Mayor Karen Sorensen signed the letter that Rosin sent to the provincial government this week.

“The Town of Banff continues to fully support Roam transit and the great success we’ve had with bus mass transit – and we want to continue to see that grow,” Sorensen said.

“With that being said, there is a concept out there to bring passenger rail back to Banff from Calgary, and if that is an option that different levels of government are exploring, then I’m happy to see them explore that further and see what it looks like.”

Jan and Adam Waterous, who under the umbrella of their personal financial holding company Liricon Capital have been spearheading the return of passenger rail, also signed onto the letter.

"Liricon continues to believe that the re-introduction of passenger rail will be integral to creating the green transit laboratory that we envision at the Banff Train Station," said Jan.

"Passenger rail, along with intercept parking and aerial transit to Norquay, will collectively help to pedestrianization Banff National Park and support the long-term ecological integrity of the region."

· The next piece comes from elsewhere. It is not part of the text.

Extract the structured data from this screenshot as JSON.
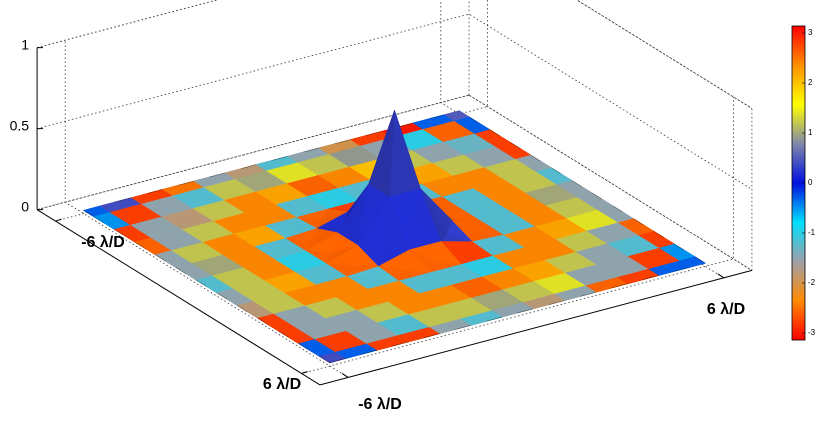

Meanwhile, an earlier study commissioned by Calgary Economic Development referenced on Rosin’s letter suggested that 84 per cent of people landing at Calgary airport with plans to travel to the mountains head directly to Banff, bypassing Calgary and surrounding communities.

That same study indicated that if there was a passenger railway line departing from the airport with a stop in downtown Calgary prior to heading to the Rockies, it could bring as much as $1 billion of economic impact to the city every year.

According to the letter sent to Alberta Transportation, that number doesn’t include the potential additional economic impact for the other communities of Banff, Canmore, Cochrane and Morley along the line.

“We are optimistic that this project could serve as a means to not only sustainability grow our tourism industry in Alberta, but also increase job opportunities, labour accessibility and mobility go Albertans along this route,” it stated.

Alberta Transportation did not respond to the Outlook’s request for comment.